The ending was good. But I’m not allowed to tell you about it. All I can say is it was surprising and courageous – if only such effective moments and innovation had been applied throughout. Unfortunately most of the film was quite tedious – despite being about sharks encircling a couple abandoned at sea.

The tension just wasn’t there and the characters were undeveloped and hence rather boring, which didn’t help matters. As they were the focus of 99% of the action, such as it was, you can imagine how annoying this was.

Despite being based on a real life incident writer, director and editor Chris Kentis (he’s the one to blame then) states “I wasn’t interested in capturing the real people involved… I did no research on them”. Perhaps he should have remembered to include some personality for the new characters he invented.

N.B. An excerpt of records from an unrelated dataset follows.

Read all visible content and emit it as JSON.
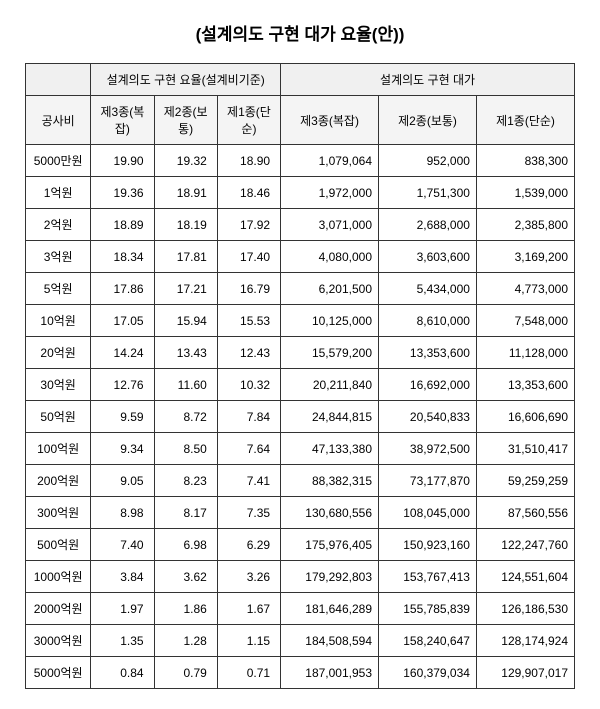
{
  "title": "(설계의도 구현 대가 요율(안))",
  "header": {
    "group1": "설계의도 구현 요율(설계비기준)",
    "group2": "설계의도 구현 대가",
    "cost_label": "공사비",
    "rate_cols": [
      "제3종(복잡)",
      "제2종(보통)",
      "제1종(단순)"
    ],
    "price_cols": [
      "제3종(복잡)",
      "제2종(보통)",
      "제1종(단순)"
    ]
  },
  "rows": [
    {
      "cost": "5000만원",
      "r3": "19.90",
      "r2": "19.32",
      "r1": "18.90",
      "p3": "1,079,064",
      "p2": "952,000",
      "p1": "838,300"
    },
    {
      "cost": "1억원",
      "r3": "19.36",
      "r2": "18.91",
      "r1": "18.46",
      "p3": "1,972,000",
      "p2": "1,751,300",
      "p1": "1,539,000"
    },
    {
      "cost": "2억원",
      "r3": "18.89",
      "r2": "18.19",
      "r1": "17.92",
      "p3": "3,071,000",
      "p2": "2,688,000",
      "p1": "2,385,800"
    },
    {
      "cost": "3억원",
      "r3": "18.34",
      "r2": "17.81",
      "r1": "17.40",
      "p3": "4,080,000",
      "p2": "3,603,600",
      "p1": "3,169,200"
    },
    {
      "cost": "5억원",
      "r3": "17.86",
      "r2": "17.21",
      "r1": "16.79",
      "p3": "6,201,500",
      "p2": "5,434,000",
      "p1": "4,773,000"
    },
    {
      "cost": "10억원",
      "r3": "17.05",
      "r2": "15.94",
      "r1": "15.53",
      "p3": "10,125,000",
      "p2": "8,610,000",
      "p1": "7,548,000"
    },
    {
      "cost": "20억원",
      "r3": "14.24",
      "r2": "13.43",
      "r1": "12.43",
      "p3": "15,579,200",
      "p2": "13,353,600",
      "p1": "11,128,000"
    },
    {
      "cost": "30억원",
      "r3": "12.76",
      "r2": "11.60",
      "r1": "10.32",
      "p3": "20,211,840",
      "p2": "16,692,000",
      "p1": "13,353,600"
    },
    {
      "cost": "50억원",
      "r3": "9.59",
      "r2": "8.72",
      "r1": "7.84",
      "p3": "24,844,815",
      "p2": "20,540,833",
      "p1": "16,606,690"
    },
    {
      "cost": "100억원",
      "r3": "9.34",
      "r2": "8.50",
      "r1": "7.64",
      "p3": "47,133,380",
      "p2": "38,972,500",
      "p1": "31,510,417"
    },
    {
      "cost": "200억원",
      "r3": "9.05",
      "r2": "8.23",
      "r1": "7.41",
      "p3": "88,382,315",
      "p2": "73,177,870",
      "p1": "59,259,259"
    },
    {
      "cost": "300억원",
      "r3": "8.98",
      "r2": "8.17",
      "r1": "7.35",
      "p3": "130,680,556",
      "p2": "108,045,000",
      "p1": "87,560,556"
    },
    {
      "cost": "500억원",
      "r3": "7.40",
      "r2": "6.98",
      "r1": "6.29",
      "p3": "175,976,405",
      "p2": "150,923,160",
      "p1": "122,247,760"
    },
    {
      "cost": "1000억원",
      "r3": "3.84",
      "r2": "3.62",
      "r1": "3.26",
      "p3": "179,292,803",
      "p2": "153,767,413",
      "p1": "124,551,604"
    },
    {
      "cost": "2000억원",
      "r3": "1.97",
      "r2": "1.86",
      "r1": "1.67",
      "p3": "181,646,289",
      "p2": "155,785,839",
      "p1": "126,186,530"
    },
    {
      "cost": "3000억원",
      "r3": "1.35",
      "r2": "1.28",
      "r1": "1.15",
      "p3": "184,508,594",
      "p2": "158,240,647",
      "p1": "128,174,924"
    },
    {
      "cost": "5000억원",
      "r3": "0.84",
      "r2": "0.79",
      "r1": "0.71",
      "p3": "187,001,953",
      "p2": "160,379,034",
      "p1": "129,907,017"
    }
  ]
}
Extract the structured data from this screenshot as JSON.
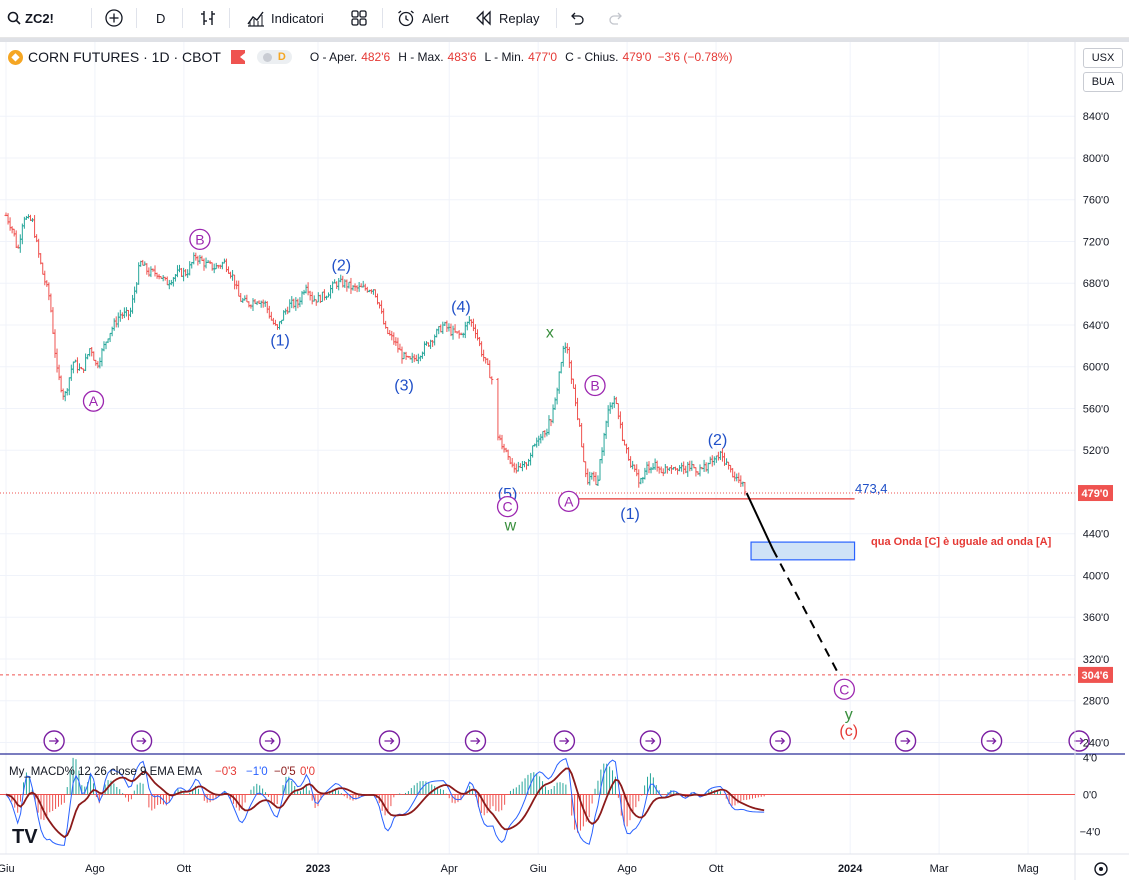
{
  "toolbar": {
    "symbol": "ZC2!",
    "interval": "D",
    "indicators_label": "Indicatori",
    "alert_label": "Alert",
    "replay_label": "Replay"
  },
  "legend": {
    "title": "CORN FUTURES · 1D · CBOT",
    "badge": "D",
    "open_label": "O - Aper.",
    "open": "482'6",
    "high_label": "H - Max.",
    "high": "483'6",
    "low_label": "L - Min.",
    "low": "477'0",
    "close_label": "C - Chius.",
    "close": "479'0",
    "change": "−3'6 (−0.78%)"
  },
  "axis_boxes": {
    "currency": "USX",
    "unit": "BUA"
  },
  "colors": {
    "up": "#26a69a",
    "down": "#ef5350",
    "wave_blue": "#2050c8",
    "wave_purple": "#9c27b0",
    "wave_green": "#388e3c",
    "wave_red": "#e53935",
    "macd": "#2962ff",
    "signal": "#8b1a1a"
  },
  "chart_data": {
    "type": "line",
    "title": "CORN FUTURES · 1D · CBOT",
    "ylim": [
      230,
      880
    ],
    "y_ticks": [
      840,
      800,
      760,
      720,
      680,
      640,
      600,
      560,
      520,
      440,
      400,
      360,
      320,
      280,
      240
    ],
    "y_tick_labels": [
      "840'0",
      "800'0",
      "760'0",
      "720'0",
      "680'0",
      "640'0",
      "600'0",
      "560'0",
      "520'0",
      "440'0",
      "400'0",
      "360'0",
      "320'0",
      "280'0",
      "240'0"
    ],
    "x_tick_labels": [
      "Giu",
      "Ago",
      "Ott",
      "2023",
      "Apr",
      "Giu",
      "Ago",
      "Ott",
      "2024",
      "Mar",
      "Mag"
    ],
    "x_ticks_days": [
      0,
      61,
      122,
      214,
      304,
      365,
      426,
      487,
      579,
      640,
      701
    ],
    "price_path": [
      [
        0,
        745
      ],
      [
        5,
        730
      ],
      [
        8,
        710
      ],
      [
        12,
        745
      ],
      [
        15,
        740
      ],
      [
        18,
        740
      ],
      [
        22,
        710
      ],
      [
        25,
        690
      ],
      [
        30,
        665
      ],
      [
        35,
        595
      ],
      [
        40,
        570
      ],
      [
        46,
        605
      ],
      [
        52,
        595
      ],
      [
        58,
        620
      ],
      [
        62,
        600
      ],
      [
        70,
        630
      ],
      [
        78,
        650
      ],
      [
        85,
        650
      ],
      [
        92,
        700
      ],
      [
        98,
        690
      ],
      [
        104,
        690
      ],
      [
        110,
        680
      ],
      [
        118,
        690
      ],
      [
        124,
        690
      ],
      [
        130,
        706
      ],
      [
        137,
        698
      ],
      [
        143,
        695
      ],
      [
        150,
        700
      ],
      [
        156,
        685
      ],
      [
        160,
        665
      ],
      [
        166,
        660
      ],
      [
        172,
        665
      ],
      [
        178,
        660
      ],
      [
        182,
        645
      ],
      [
        186,
        635
      ],
      [
        190,
        650
      ],
      [
        195,
        660
      ],
      [
        200,
        660
      ],
      [
        206,
        680
      ],
      [
        210,
        665
      ],
      [
        214,
        665
      ],
      [
        220,
        670
      ],
      [
        226,
        680
      ],
      [
        232,
        680
      ],
      [
        238,
        675
      ],
      [
        245,
        675
      ],
      [
        252,
        675
      ],
      [
        256,
        660
      ],
      [
        260,
        635
      ],
      [
        266,
        625
      ],
      [
        272,
        610
      ],
      [
        277,
        605
      ],
      [
        282,
        610
      ],
      [
        288,
        620
      ],
      [
        294,
        630
      ],
      [
        300,
        640
      ],
      [
        306,
        633
      ],
      [
        312,
        630
      ],
      [
        318,
        645
      ],
      [
        322,
        635
      ],
      [
        326,
        615
      ],
      [
        330,
        600
      ],
      [
        334,
        585
      ],
      [
        337,
        535
      ],
      [
        341,
        525
      ],
      [
        346,
        510
      ],
      [
        351,
        500
      ],
      [
        356,
        505
      ],
      [
        361,
        520
      ],
      [
        366,
        535
      ],
      [
        371,
        540
      ],
      [
        376,
        560
      ],
      [
        380,
        600
      ],
      [
        383,
        620
      ],
      [
        386,
        610
      ],
      [
        390,
        570
      ],
      [
        394,
        535
      ],
      [
        398,
        490
      ],
      [
        402,
        495
      ],
      [
        405,
        485
      ],
      [
        408,
        515
      ],
      [
        411,
        540
      ],
      [
        414,
        565
      ],
      [
        418,
        570
      ],
      [
        421,
        545
      ],
      [
        424,
        525
      ],
      [
        428,
        510
      ],
      [
        432,
        495
      ],
      [
        436,
        490
      ],
      [
        440,
        505
      ],
      [
        445,
        505
      ],
      [
        450,
        500
      ],
      [
        455,
        505
      ],
      [
        460,
        505
      ],
      [
        465,
        500
      ],
      [
        470,
        505
      ],
      [
        475,
        500
      ],
      [
        480,
        505
      ],
      [
        485,
        510
      ],
      [
        490,
        515
      ],
      [
        494,
        508
      ],
      [
        497,
        500
      ],
      [
        500,
        495
      ],
      [
        503,
        490
      ],
      [
        506,
        484
      ],
      [
        508,
        479
      ]
    ],
    "projection": [
      [
        508,
        479
      ],
      [
        526,
        425
      ],
      [
        572,
        303
      ]
    ],
    "level_473": 473.4,
    "level_304": 304.75,
    "current_price": 479,
    "target_box": {
      "x_days": [
        511,
        582
      ],
      "y": [
        415,
        432
      ]
    },
    "last_price_label": "479'0",
    "level_label": "304'6",
    "level_value_label": "473,4",
    "annotation": "qua Onda [C] è uguale ad onda [A]",
    "wave_labels": [
      {
        "text": "A",
        "day": 60,
        "price": 567,
        "style": "circle-purple"
      },
      {
        "text": "B",
        "day": 133,
        "price": 722,
        "style": "circle-purple"
      },
      {
        "text": "(1)",
        "day": 188,
        "price": 625,
        "style": "blue"
      },
      {
        "text": "(2)",
        "day": 230,
        "price": 697,
        "style": "blue"
      },
      {
        "text": "(3)",
        "day": 273,
        "price": 582,
        "style": "blue"
      },
      {
        "text": "(4)",
        "day": 312,
        "price": 657,
        "style": "blue"
      },
      {
        "text": "x",
        "day": 373,
        "price": 633,
        "style": "green"
      },
      {
        "text": "B",
        "day": 404,
        "price": 582,
        "style": "circle-purple"
      },
      {
        "text": "(2)",
        "day": 488,
        "price": 530,
        "style": "blue"
      },
      {
        "text": "(5)",
        "day": 344,
        "price": 478,
        "style": "blue"
      },
      {
        "text": "C",
        "day": 344,
        "price": 466,
        "style": "circle-purple"
      },
      {
        "text": "w",
        "day": 346,
        "price": 448,
        "style": "green"
      },
      {
        "text": "A",
        "day": 386,
        "price": 471,
        "style": "circle-purple"
      },
      {
        "text": "(1)",
        "day": 428,
        "price": 459,
        "style": "blue"
      },
      {
        "text": "C",
        "day": 575,
        "price": 291,
        "style": "circle-purple"
      },
      {
        "text": "y",
        "day": 578,
        "price": 267,
        "style": "green"
      },
      {
        "text": "(c)",
        "day": 578,
        "price": 251,
        "style": "red"
      }
    ],
    "event_markers_days": [
      33,
      93,
      181,
      263,
      322,
      383,
      442,
      531,
      617,
      676,
      736
    ]
  },
  "macd": {
    "label": "My_MACD% 12 26 close 9 EMA EMA",
    "v1": "−0'3",
    "v2": "−1'0",
    "v3": "−0'5",
    "v4": "0'0",
    "ylim": [
      -6,
      4.5
    ],
    "ticks": [
      4,
      0,
      -4
    ],
    "tick_labels": [
      "4'0",
      "0'0",
      "−4'0"
    ]
  },
  "logo": "TV"
}
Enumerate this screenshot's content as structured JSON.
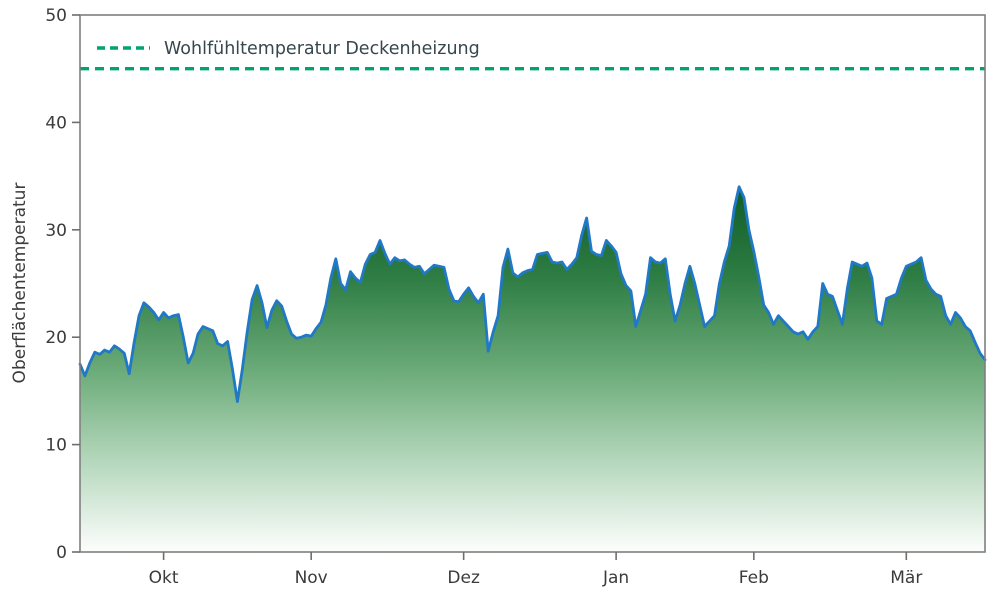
{
  "chart_data": {
    "type": "area",
    "title": "",
    "xlabel": "",
    "ylabel": "Oberflächentemperatur",
    "y_range": [
      0,
      50
    ],
    "x_range": [
      0,
      184
    ],
    "y_ticks": [
      0,
      10,
      20,
      30,
      40,
      50
    ],
    "x_ticks": [
      {
        "day": 17,
        "label": "Okt"
      },
      {
        "day": 47,
        "label": "Nov"
      },
      {
        "day": 78,
        "label": "Dez"
      },
      {
        "day": 109,
        "label": "Jan"
      },
      {
        "day": 137,
        "label": "Feb"
      },
      {
        "day": 168,
        "label": "Mär"
      }
    ],
    "grid": false,
    "legend_position": "upper-left",
    "x_note": "daily values, x = day index (season Okt–Mär)",
    "threshold": {
      "value": 45,
      "label": "Wohlfühltemperatur Deckenheizung",
      "color": "#00a372",
      "style": "dashed"
    },
    "series": [
      {
        "name": "Oberflächentemperatur",
        "color": "#2178c4",
        "fill_gradient": [
          "#0f5c27",
          "#2e7d44",
          "#6aaa78",
          "#b4d7bb",
          "#fdfefd"
        ],
        "values": [
          17.5,
          16.4,
          17.6,
          18.6,
          18.4,
          18.8,
          18.6,
          19.2,
          18.9,
          18.5,
          16.6,
          19.5,
          22.0,
          23.2,
          22.8,
          22.3,
          21.6,
          22.3,
          21.8,
          22.0,
          22.1,
          20.0,
          17.6,
          18.5,
          20.3,
          21.0,
          20.8,
          20.6,
          19.4,
          19.2,
          19.6,
          17.0,
          14.0,
          17.0,
          20.5,
          23.5,
          24.8,
          23.2,
          20.9,
          22.5,
          23.4,
          22.9,
          21.5,
          20.3,
          19.9,
          20.0,
          20.2,
          20.1,
          20.8,
          21.4,
          23.0,
          25.5,
          27.3,
          25.0,
          24.4,
          26.1,
          25.5,
          25.1,
          26.8,
          27.7,
          27.9,
          29.0,
          27.8,
          26.8,
          27.4,
          27.1,
          27.2,
          26.8,
          26.5,
          26.6,
          25.9,
          26.3,
          26.7,
          26.6,
          26.5,
          24.5,
          23.4,
          23.3,
          24.0,
          24.6,
          23.8,
          23.2,
          24.0,
          18.7,
          20.5,
          22.0,
          26.5,
          28.2,
          26.0,
          25.6,
          26.0,
          26.2,
          26.3,
          27.7,
          27.8,
          27.9,
          27.0,
          26.9,
          27.0,
          26.3,
          26.8,
          27.4,
          29.5,
          31.1,
          28.0,
          27.7,
          27.6,
          29.0,
          28.5,
          27.9,
          25.9,
          24.8,
          24.3,
          21.0,
          22.5,
          24.0,
          27.4,
          27.0,
          26.9,
          27.3,
          24.0,
          21.5,
          23.0,
          25.0,
          26.6,
          25.0,
          23.0,
          21.0,
          21.5,
          22.0,
          25.0,
          27.0,
          28.5,
          32.0,
          34.0,
          33.0,
          30.0,
          28.0,
          25.6,
          23.0,
          22.3,
          21.2,
          22.0,
          21.5,
          21.0,
          20.5,
          20.3,
          20.5,
          19.8,
          20.5,
          21.0,
          25.0,
          24.0,
          23.8,
          22.5,
          21.2,
          24.5,
          27.0,
          26.8,
          26.6,
          26.9,
          25.5,
          21.5,
          21.2,
          23.6,
          23.8,
          24.0,
          25.5,
          26.6,
          26.8,
          27.0,
          27.4,
          25.3,
          24.5,
          24.0,
          23.8,
          22.0,
          21.2,
          22.3,
          21.8,
          21.0,
          20.6,
          19.5,
          18.5,
          17.9
        ]
      }
    ]
  }
}
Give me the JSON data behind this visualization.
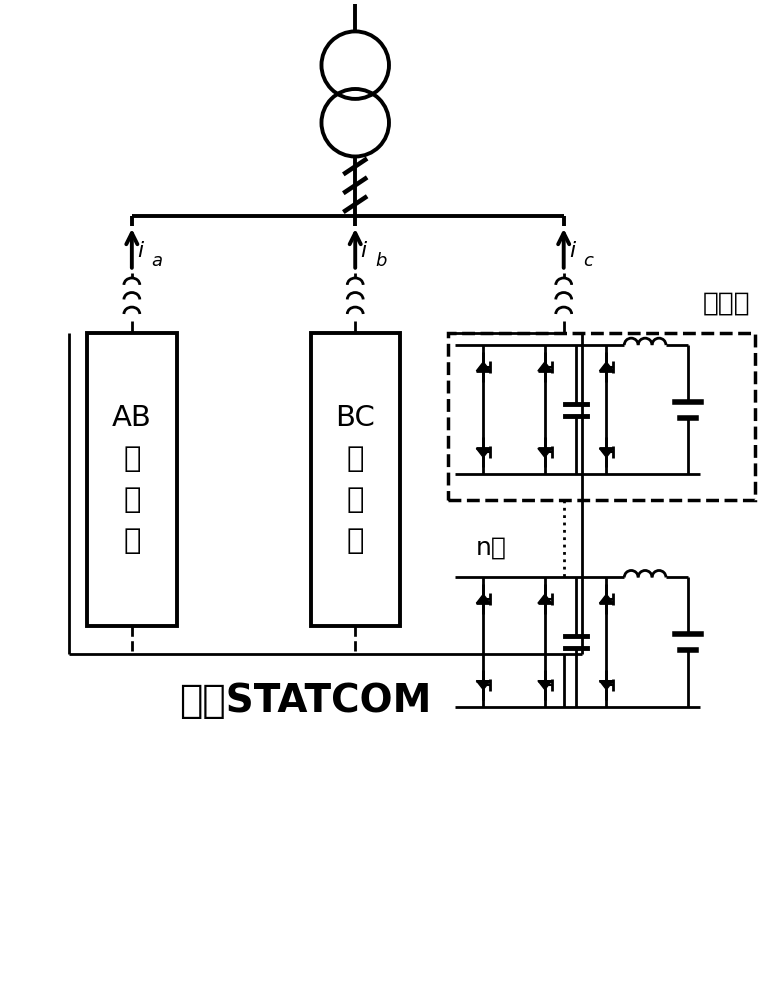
{
  "title": "储能STATCOM",
  "submodule_label": "子模块",
  "n_label": "n个",
  "phase_a_label": "AB\n相\n链\n节",
  "phase_b_label": "BC\n相\n链\n节",
  "bg_color": "#ffffff",
  "lw": 2.0,
  "lw_thick": 2.8
}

One scene had cringe-worthy echoes of Titantic. Susan and Daniel search ‘desperately’ for each other after drifting apart – but their half hearted attempts at calling each others’ names does not convey any distress. Rather than being sensitive and moving it was clumsy and embarrassing. The dialogue between the couple was equally dull and could have been written by a thirteen year old.

Random wildlife and nature shots were lovely – but rather random. Equally the underwater scuba-diving sequence was cool – but pretty unnecessary to the storyline – such as it was. In fact the film didn’t need to be feature-length at all, a short could’ve easily conveyed the same content.

The Caribbean backgound muzak (didn’t quite qualify to be a soundtrack) again was a nice distraction. But didn’t fulfil what I can only imagine its role was – to contrast the relaxed holiday atmosphere with the horrors of mid-ocean abandonment in shark infested water. Instead it made you want to get up and dance instead of watching the boring folk splashing about on screen.

As this was a low budget independent I should get right behind it, but despite its background I can’t pretend I was blown away. The best way to pay homage to its lo-no budget would be to wait for it to be shown on TV – therefore spending a proportionately low amount on it. I stand by my conviction that the ending was remarkable, even quite brilliant – I’d still change channels for the main body of the film though…

Perhaps film students will dissect the film in class and decide it symbolises marriage – a committed couple bobbing around on the uneasy seas of Life – after all it systematically explored all the elements of a traditional marriage: co-dependence, support, a united front, squabbles, blame, separation by death… but your average married couple doesn’t make for scintillating entertainment and I’m afraid you couldn’t get more average than Susan and Daniel.